The Unknown Beloved(112)
“Caught who, Molly?”
“The Butcher!”
“Now why would you think I had anything to do with that?”
“Eliot Ness was here, brother. He was here for an hour, and he gave you a box of files. Eliot Ness is in Cleveland now. He has some job as a bigwig police commissioner or some such thing. And why else, in God’s name, would you have gone to Cleveland?”
“Why indeed?” he muttered.
“So . . . have you caught him?”
“In a way,” he sighed, deciding it did no good to deny his involvement when Molly had it all figured out.
She frowned. “What way is that?”
“The case is . . . closed. For me, it is closed. I have another assignment.”
“Another assignment here? That surprises me,” she said, concern furrowing her brow. “I thought Chicago wasn’t safe for you.”
“The anniversary of the massacre is in a couple of weeks.” That wasn’t anything Molly wouldn’t know. Ten people had been killed and a number seriously injured on Memorial Day in Chicago last year when hundreds of sympathizers at a steelworkers’ strike clashed with police. “Roosevelt is worried about the steel industry with war coming. He’s been giving the union what it wants, but I’m guessing the Treasury Department wants to make sure the money is going where it’s supposed to be going.”

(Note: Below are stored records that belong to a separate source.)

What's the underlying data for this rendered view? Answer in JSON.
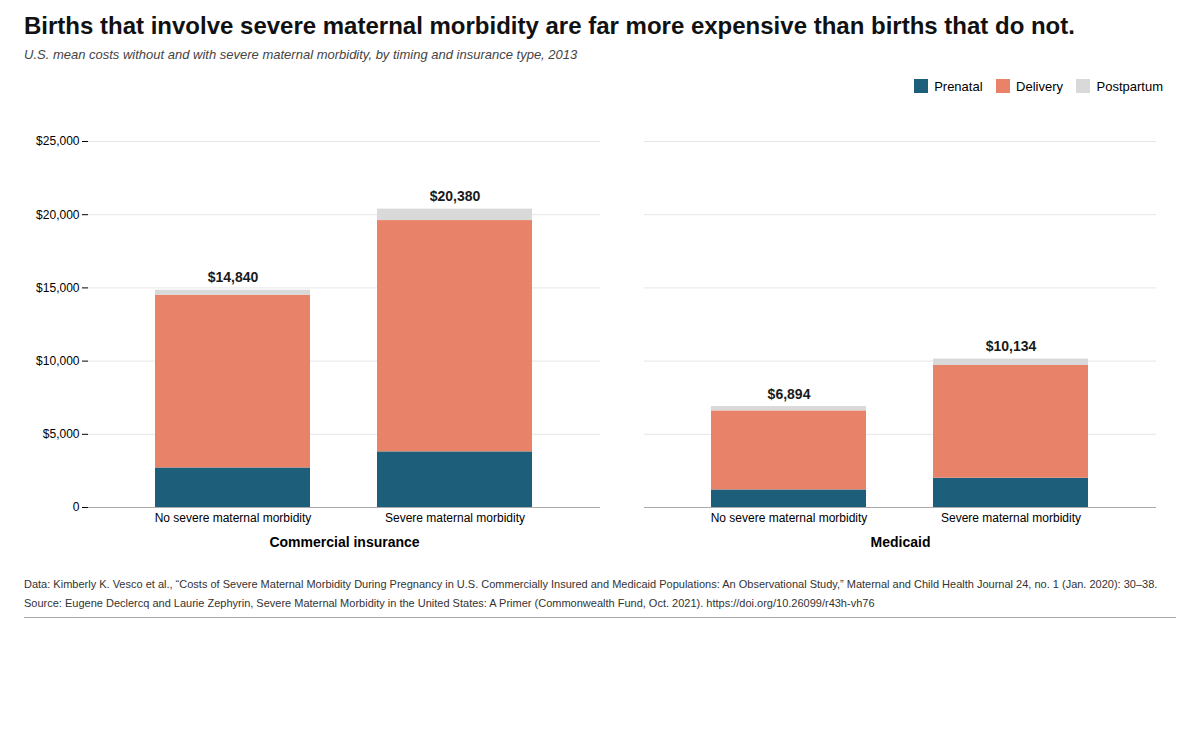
{
  "chart_data": {
    "type": "bar",
    "stacked": true,
    "title": "Births that involve severe maternal morbidity are far more expensive than births that do not.",
    "subtitle": "U.S. mean costs without and with severe maternal morbidity, by timing and insurance type, 2013",
    "categories": [
      "No severe maternal morbidity",
      "Severe maternal morbidity",
      "No severe maternal morbidity",
      "Severe maternal morbidity"
    ],
    "groups": [
      "Commercial insurance",
      "Commercial insurance",
      "Medicaid",
      "Medicaid"
    ],
    "series": [
      {
        "name": "Prenatal",
        "color": "#1d5f7a",
        "values": [
          2700,
          3800,
          1200,
          2000
        ]
      },
      {
        "name": "Delivery",
        "color": "#e8836a",
        "values": [
          11800,
          15800,
          5400,
          7700
        ]
      },
      {
        "name": "Postpartum",
        "color": "#d9d9d9",
        "values": [
          340,
          780,
          294,
          434
        ]
      }
    ],
    "totals": [
      14840,
      20380,
      6894,
      10134
    ],
    "total_labels": [
      "$14,840",
      "$20,380",
      "$6,894",
      "$10,134"
    ],
    "ylim": [
      0,
      25000
    ],
    "yticks": [
      0,
      {
        "value": 5000,
        "label": "$5,000"
      },
      {
        "value": 10000,
        "label": "$10,000"
      },
      {
        "value": 15000,
        "label": "$15,000"
      },
      {
        "value": 20000,
        "label": "$20,000"
      },
      {
        "value": 25000,
        "label": "$25,000"
      }
    ],
    "grid": true,
    "legend": "upper right",
    "annotations": [
      "Data: Kimberly K. Vesco et al., “Costs of Severe Maternal Morbidity During Pregnancy in U.S. Commercially Insured and Medicaid Populations: An Observational Study,” Maternal and Child Health Journal 24, no. 1 (Jan. 2020): 30–38.",
      "Source: Eugene Declercq and Laurie Zephyrin, Severe Maternal Morbidity in the United States: A Primer (Commonwealth Fund, Oct. 2021). https://doi.org/10.26099/r43h-vh76"
    ]
  }
}
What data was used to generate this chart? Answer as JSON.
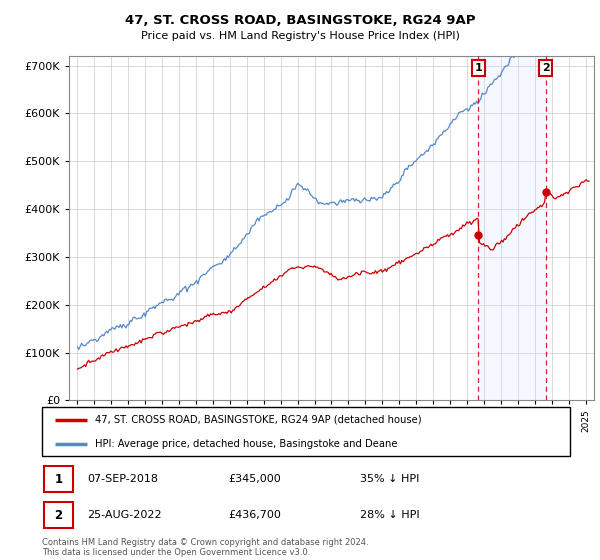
{
  "title": "47, ST. CROSS ROAD, BASINGSTOKE, RG24 9AP",
  "subtitle": "Price paid vs. HM Land Registry's House Price Index (HPI)",
  "hpi_color": "#5588cc",
  "hpi_fill_color": "#cce0ff",
  "price_color": "#cc0000",
  "dashed_color": "#cc0000",
  "sale1_x": 2018.68,
  "sale1_y": 345000,
  "sale2_x": 2022.65,
  "sale2_y": 436700,
  "legend_label_red": "47, ST. CROSS ROAD, BASINGSTOKE, RG24 9AP (detached house)",
  "legend_label_blue": "HPI: Average price, detached house, Basingstoke and Deane",
  "footnote": "Contains HM Land Registry data © Crown copyright and database right 2024.\nThis data is licensed under the Open Government Licence v3.0.",
  "ylim": [
    0,
    720000
  ],
  "xlim_start": 1994.5,
  "xlim_end": 2025.5,
  "yticks": [
    0,
    100000,
    200000,
    300000,
    400000,
    500000,
    600000,
    700000
  ]
}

“Do you really think war is coming?” Molly said.
“Whether the US gets involved with the fighting or not, we’ll still be supplying weapons, ships, and planes. War is big business, and America wants its cut.”
“You’re quite the cynic, Michael Francis Malone.”
“Yes. I am. But I’m also right.” He heaved himself up from the table. “Can I stay here for a few days? Until I know what’s what?”
“Of course you can. Sean and I are bored out of our minds. At least your gloom is new.”
“Ha.” He paused by the telephone in the hallway and looked down at it, thinking of Dani. Molly was still watching him.
“Are you all right, little brother?” Molly asked softly. So she had noticed.
“I’m the same as I ever was, Molly girl,” he responded and turned away from the telephone. He would call tomorrow.
“Hmm. That’s what I was afraid of,” Molly muttered. He didn’t acknowledge her teasing but proceeded toward the bottom of the stairs where his bag sat waiting.
27
Neither of them were equipped to handle a prolonged goodbye. But whether from kindness or cowardice, in the days that followed, Dani bounced between anger and disappointment like a yo-yo on a string. There was work to do, always work to do, and she was grateful for the demands that kept her from curling up like Charlie and refusing to move.
The grief was not unlike the grief she’d felt when her parents died, and that surprised her. She’d been left behind then too, though not by choice.
Malone had left her by choice.
She wasn’t sure what that said about her or him. Maybe it said nothing at all, and maybe it said everything. He loved her. Surprisingly, she did not doubt that. He loved her as greedily and obsessively as she loved him. His mouth, his hands, his eyes, his attention had all matched hers, and she’d felt the truth of it in his clothes. What Michael did not have was courage.
Her anger would always flare with that thought, but then her compassion would drag it down again. “Courage” was not the right word.
Michael was not a man of weak character or selfish intentions, and a man who worked undercover in Al Capone’s circle for eighteen months was not short on mettle. It was not courage he lacked. She suspected it was confidence. He’d never recovered the faith to love again, with all that love demanded. That he’d fallen for her at all was miraculous. That he’d admitted it was yet another wonder.
If they’d had more time, he might have allowed himself to wade deeper, to swim farther, and not panic when he could no longer touch the bottom. If they’d had more time, he might have found the faith in himself—and her—to stay.
But the taskmaster had called, tugging the leash he’d been on for fifteen years, and he’d been dragged back to dry land. She was still treading water, hoping he would return.
Some days were easier than others, and she floated. Other days she felt like she was riding an anchor to the ocean floor. She knew she would have to wade back to shore sooner or later to face the prospect that the love he’d given her was all the love she was going to get.
But she had so much more to give him. She had so much more to give. And that kept her standing in the surf, looking out to sea.
For the first few days after he left, Lenka kept asking if she’d heard from him and when he was going to call. When he finally did, she’d demanded to know every word of the conversation. But Zuzana must have scolded her, for she stopped bringing him up.
The warmer weather meant less death from exposure but quicker decomposition, and without Michael’s help, her work at the morgue was suddenly intolerable. Smells were stronger as the days grew longer. Every day, at least one body was too ripe to touch or wash. She would write a few meaningless words—a line by Dickinson that she loved or a bit of scripture—and tuck the papers in soiled pockets and fill out her forms. She hated when she could do nothing for the dead but make a notation on a ledger no one would likely ever read.